L'an dernier, près de 200 détenus ont rencontré Louise Arpin pour une vaccination ou un dépistage. Un grand succès. Et l'oeuvre de sensibilisation de Mme Marchand joue pour beaucoup dans ces statistiques, estime Louise Arpin. «Elle a une personnalité plus relaxe, moins médicale. Les gars sont portés à aller la voir.»

La personnalité de Jacinthe Marchand est manifeste dans le cours Initiation aux ITSS qu'elle donne aux détenus à leur arrivée. Comme cet après-midi, dans un local attenant au gymnase de la prison. «Bon, aujourd'hui, on apprend comment mettre un condom», dit-elle à la blague aux sept détenus qui s'assoient à leur pupitre. Disons que l'intérêt des gars est immédiatement décuplé.

«Il y a quelque temps, poursuit-elle, on faisait une dégustation de condoms ici. Tout le monde en mangeait. Malheureusement, on n'a plus le budget pour faire ça.» Éclat de rire général.

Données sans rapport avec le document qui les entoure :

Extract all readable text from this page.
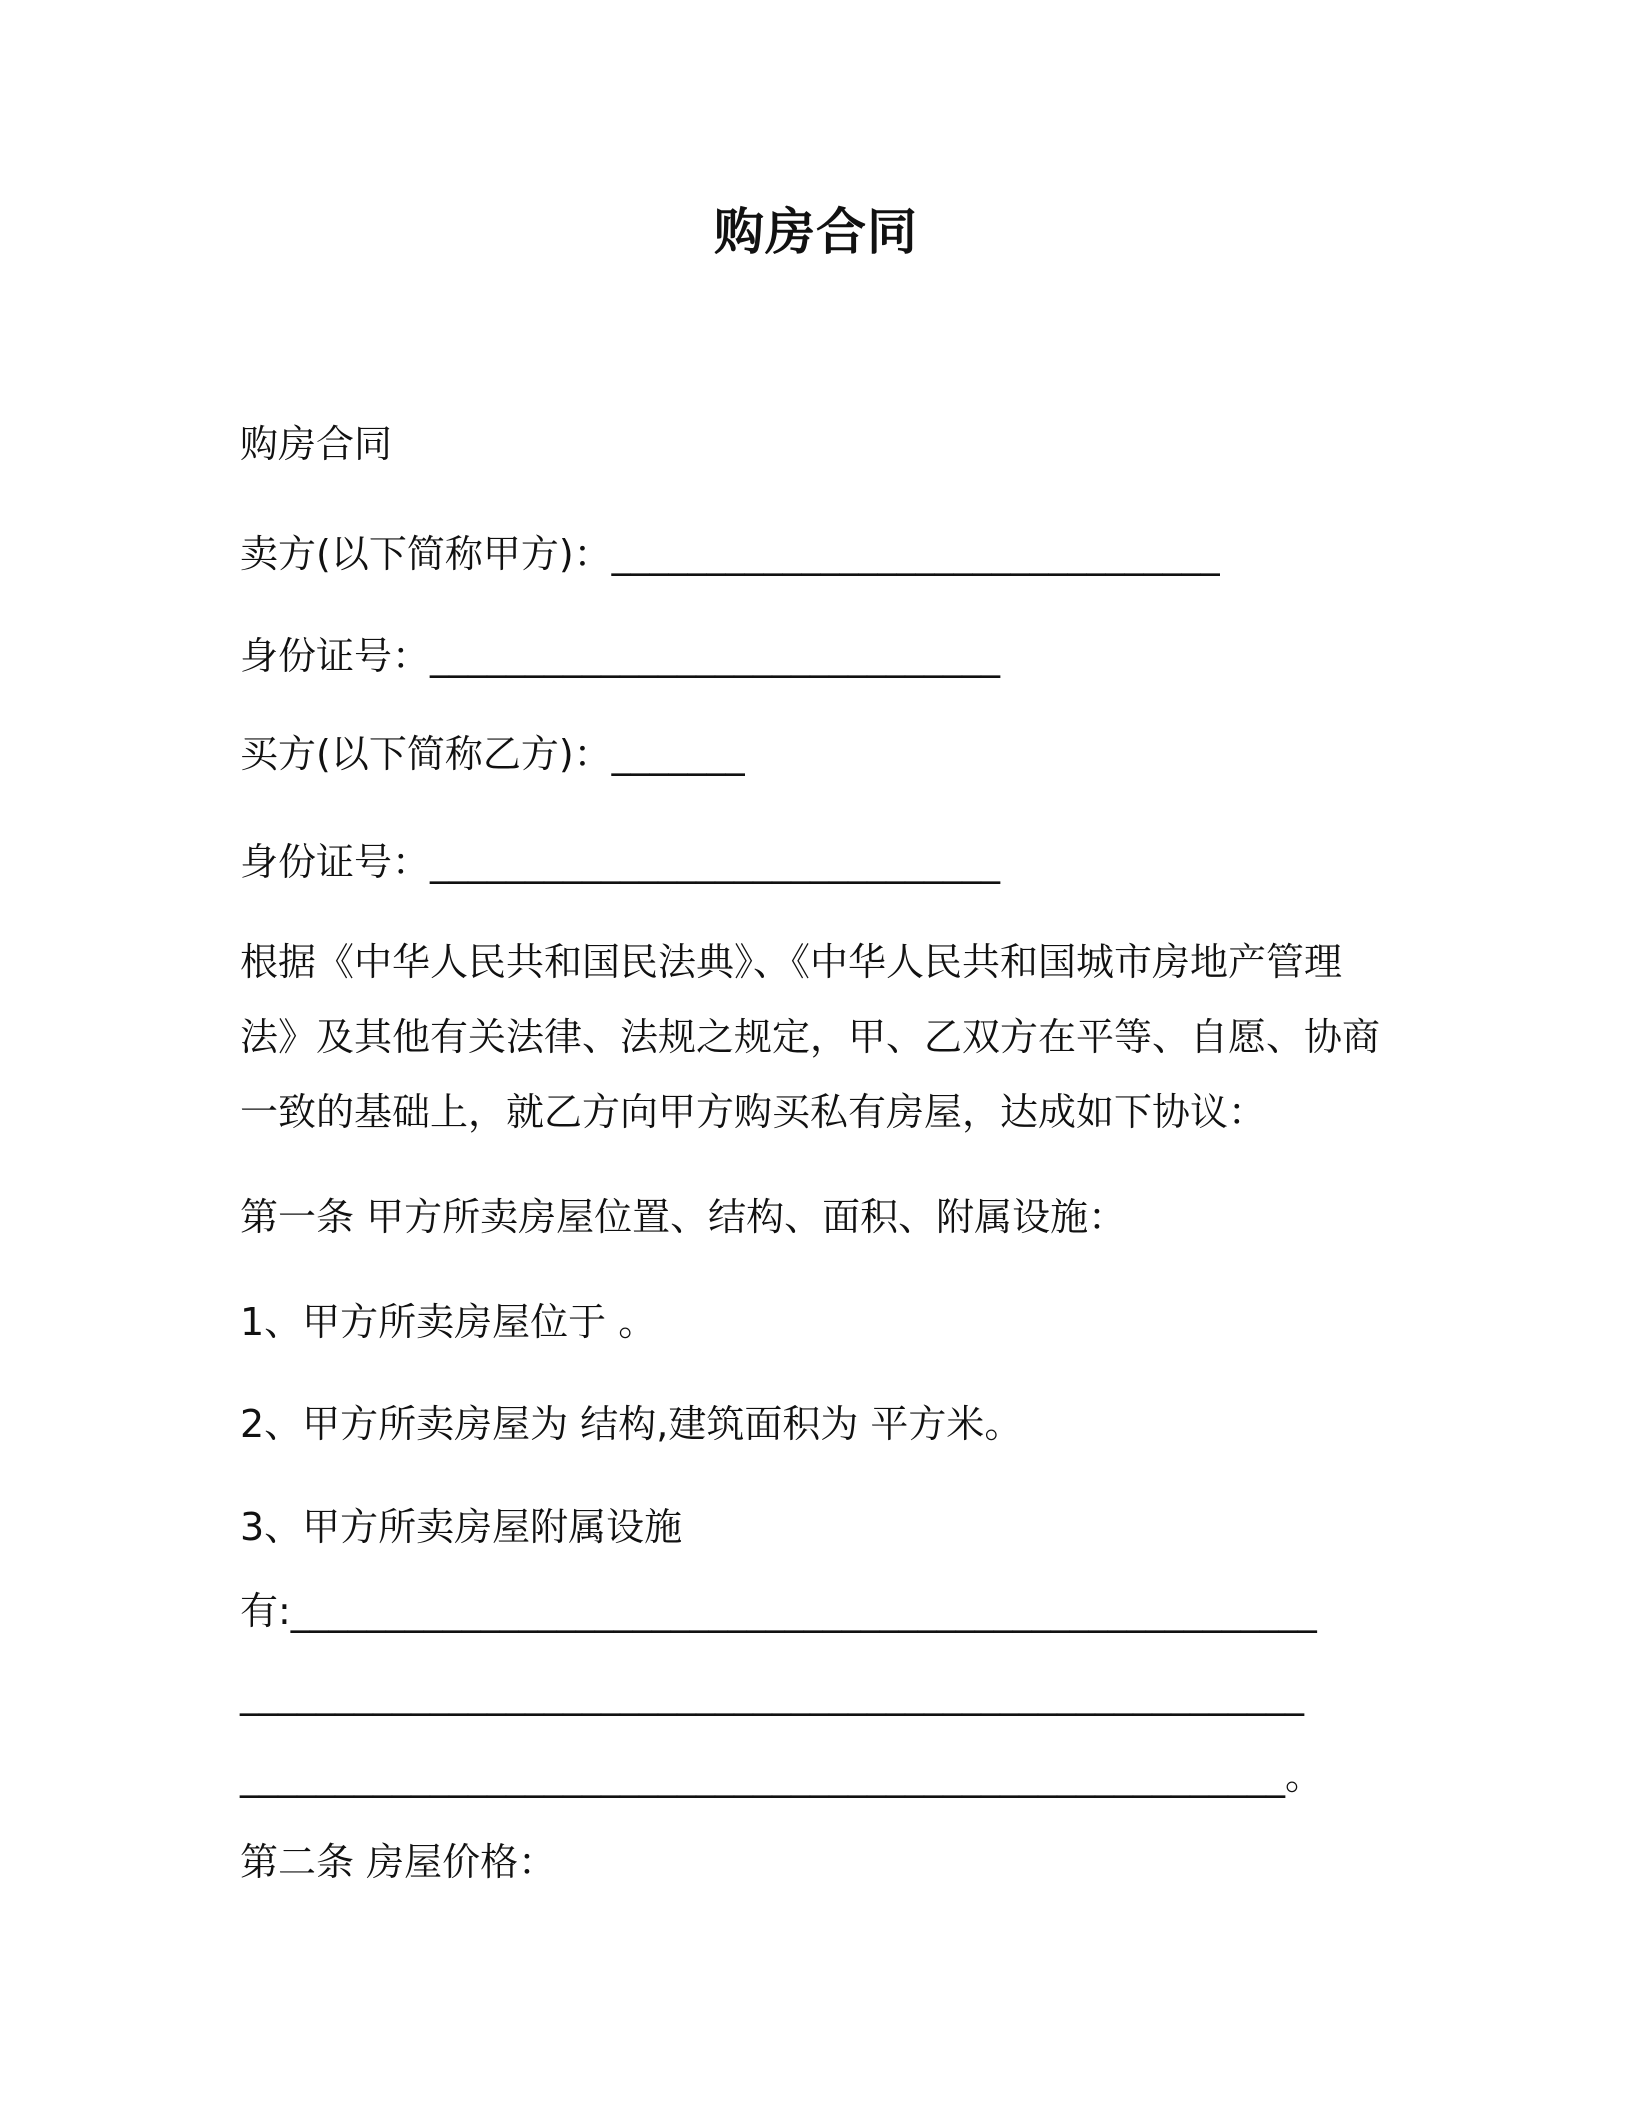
购房合同
购房合同
卖方(以下简称甲方)：________________________________
身份证号：______________________________
买方(以下简称乙方)：_______
身份证号：______________________________
根据《中华人民共和国民法典》、《中华人民共和国城市房地产管理
法》及其他有关法律、法规之规定，甲、乙双方在平等、自愿、协商
一致的基础上，就乙方向甲方购买私有房屋，达成如下协议：
第一条 甲方所卖房屋位置、结构、面积、附属设施：
1、甲方所卖房屋位于 。
2、甲方所卖房屋为 结构,建筑面积为 平方米。
3、甲方所卖房屋附属设施
有:______________________________________________________
________________________________________________________
_______________________________________________________。
第二条 房屋价格：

Assise sur un bureau, Jacinthe passera l'heure suivante à parler de vilains virus, de relations sexuelles, de tatouage et d'eau de Javel. Son discours est à des années-lumière de la langue de bois.

Une fois sorti de prison, vous voulez sniffer de façon sécuritaire? Achetez-vous des paquets de «Post-it» au magasin à 1$, explique-t-elle. Après usage, jetez: l'hépatite C se transmet souvent par les billets de banque roulés utilisés par plusieurs usagers.

Les détenus n'en reviennent pas. «Hey, une intervenante qui nous montre à sniffer!» dit l'un d'eux. «Je ne vous montre pas à sniffer, je vous montre à ne rien attraper», réplique Jacinthe du tac au tac.

Certains détenus sont manifestement secoués par ce qu'ils ont appris. «Bon, je pense que je vais aller passer le test», dit l'un d'eux. À la fin du cours, la quasi-totalité des détenus s'inscrivent au test de dépistage.